Retail participation also continued to climb in April as reflected in the growing number of folios. The rising participation helped boost the total assets under management (AUM) for equity-oriented schemes from ₹29.45 lakh crore in March to ₹30.57 lakh crore in April, a notable milestone that further underlines investor faith in the Indian growth story.
Srivastava said, “April marked the fourth consecutive month of declining net equity inflows, now at their lowest in the past 12 months. The gradual moderation signals the emergence of a cautious undercurrent among investors. Heightened global risks, including a widening U.S.-led tariff war and rising regional security threats, are prompting some to reassess their exposure to emerging markets like India, which are particularly sensitive to external shocks.”

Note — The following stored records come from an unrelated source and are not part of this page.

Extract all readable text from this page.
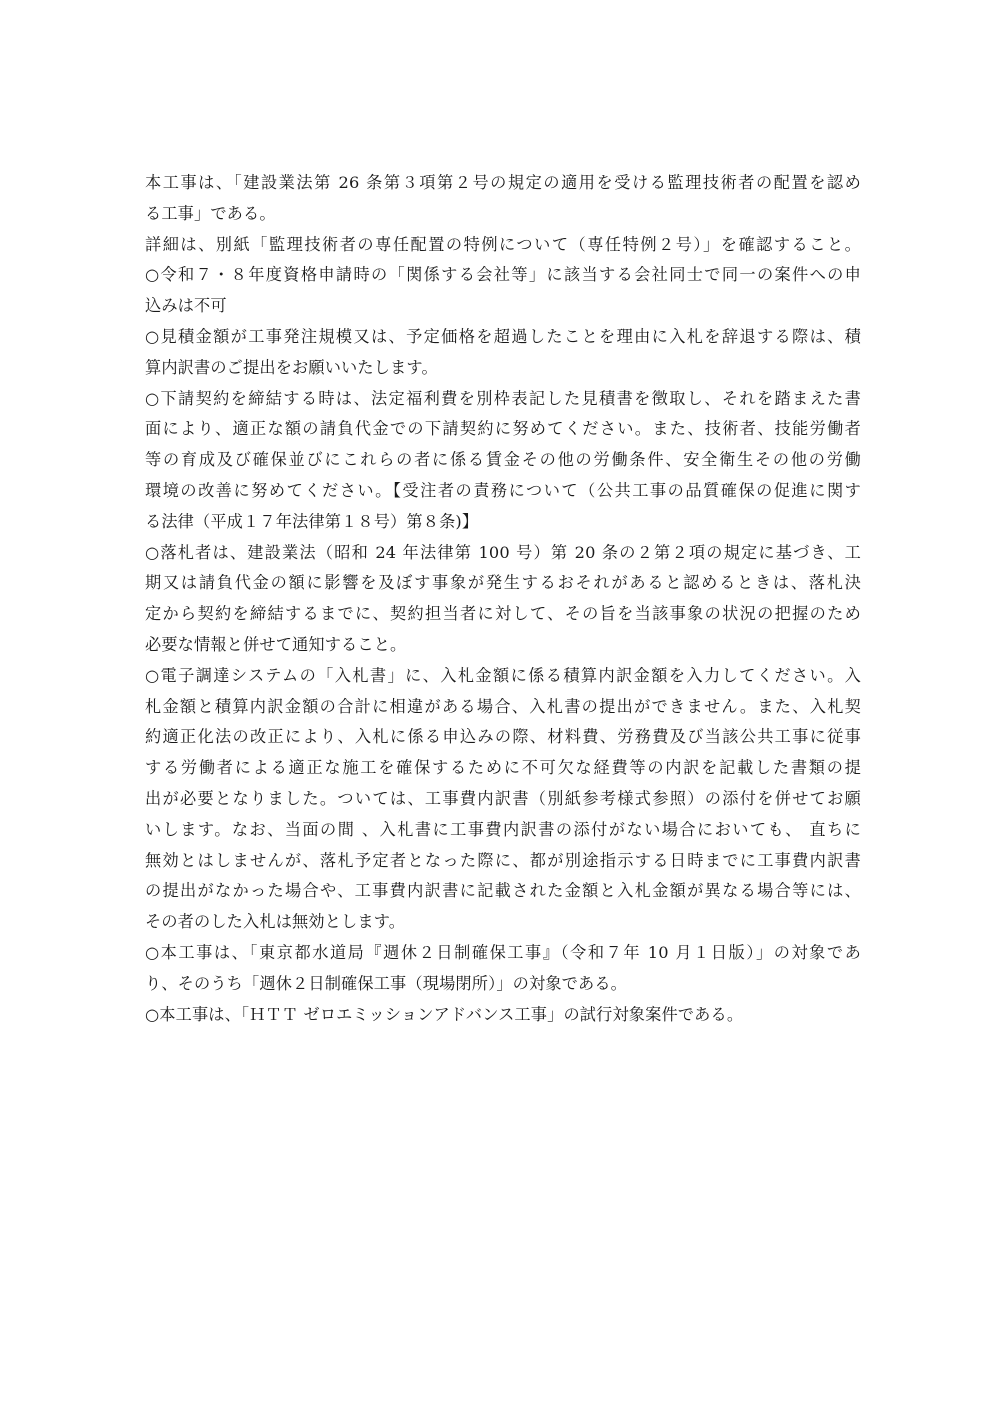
本工事は、「建設業法第 26 条第３項第２号の規定の適用を受ける監理技術者の配置を認め
る工事」である。
詳細は、別紙「監理技術者の専任配置の特例について（専任特例２号）」を確認すること。
○令和７・８年度資格申請時の「関係する会社等」に該当する会社同士で同一の案件への申
込みは不可
○見積金額が工事発注規模又は、予定価格を超過したことを理由に入札を辞退する際は、積
算内訳書のご提出をお願いいたします。
○下請契約を締結する時は、法定福利費を別枠表記した見積書を徴取し、それを踏まえた書
面により、適正な額の請負代金での下請契約に努めてください。また、技術者、技能労働者
等の育成及び確保並びにこれらの者に係る賃金その他の労働条件、安全衛生その他の労働
環境の改善に努めてください。【受注者の責務について（公共工事の品質確保の促進に関す
る法律（平成１７年法律第１８号）第８条)】
○落札者は、建設業法（昭和 24 年法律第 100 号）第 20 条の２第２項の規定に基づき、工
期又は請負代金の額に影響を及ぼす事象が発生するおそれがあると認めるときは、落札決
定から契約を締結するまでに、契約担当者に対して、その旨を当該事象の状況の把握のため
必要な情報と併せて通知すること。
○電子調達システムの「入札書」に、入札金額に係る積算内訳金額を入力してください。入
札金額と積算内訳金額の合計に相違がある場合、入札書の提出ができません。また、入札契
約適正化法の改正により、入札に係る申込みの際、材料費、労務費及び当該公共工事に従事
する労働者による適正な施工を確保するために不可欠な経費等の内訳を記載した書類の提
出が必要となりました。ついては、工事費内訳書（別紙参考様式参照）の添付を併せてお願
いします。なお、当面の間 、入札書に工事費内訳書の添付がない場合においても、 直ちに
無効とはしませんが、落札予定者となった際に、都が別途指示する日時までに工事費内訳書
の提出がなかった場合や、工事費内訳書に記載された金額と入札金額が異なる場合等には、
その者のした入札は無効とします。
○本工事は、「東京都水道局『週休２日制確保工事』（令和７年 10 月１日版）」の対象であ
り、そのうち「週休２日制確保工事（現場閉所）」の対象である。
○本工事は、「ＨＴＴ ゼロエミッションアドバンス工事」の試行対象案件である。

On a category-wise basis, all equity fund types attracted net inflows except the Equity Linked Savings Scheme (ELSS), which witnessed expected outflows in the post-tax-season period. Flexi-cap funds emerged as the frontrunners, drawing the highest net inflows. This trend suggests that investors are gravitating towards schemes offering flexibility to dynamically allocate across large-, mid-, and small-cap segments—seeking a balance between risk and reward.
Meanwhile, passive investing continued to gain momentum. Exchange Traded Funds (ETFs), particularly under the ‘Other ETFs’ category, saw a sharp rise in inflows, jumping to ₹19,056 crore in April from ₹10,961 crore in March. The surge highlights a growing preference among investors for low-cost, index-tracking instruments that offer efficient market exposure.
“Despite the cautionary signals emerging globally, the Indian mutual fund industry’s steady performance in April underscores the resilience of domestic investors and their growing comfort with long-term equity investing. The coming months, however, will test this resilience as markets navigate complex geopolitical and macroeconomic currents,” said Srivastava.
Besides, Manish Mehta, National Head – Sales, Marketing & Digital Business, Kotak Mahindra AMC, said “Fixed income category saw a large inflow. Many institutional investors who redeem due to year end, invested back in categories like liquid, ultra-short term. Within equity, net flow could be attributed to the SIP flows. With market uncertainty, lump sum participation seems to be come down as investors are probably taking a waiting approach to fresh investments. Volatility is an investors friend and continuing to invest through SIP/STP would be the prudent approach at such times.”
Suranjana Borthakhur, Head of Distribution & Strategic Alliances, Mirae Asset Investment Managers (India), said the recovery in mutual fund flows in April is encouraging, especially after the typical quarter-end outflows seen in March. “For long-term portfolios, we continue to believe that mid- and small-cap allocations are essential for wealth creation. Sectoral funds witnessed a strong recovery—not driven by new NFOs, but by genuine investor interest—though we recommend keeping these as satellite allocations and not letting them be guided by product euphoria. ELSS has seen a dip, likely due to recent taxation changes, and may not witness significant inflows going forward. Hybrids have bounced back as well, especially arbitrage funds, which received ₹11,000 crore this month, indicating they are being seen as a safe space to park funds before further deployment. Overall, the flows suggest that investors are making thoughtful and balanced allocation decisions.”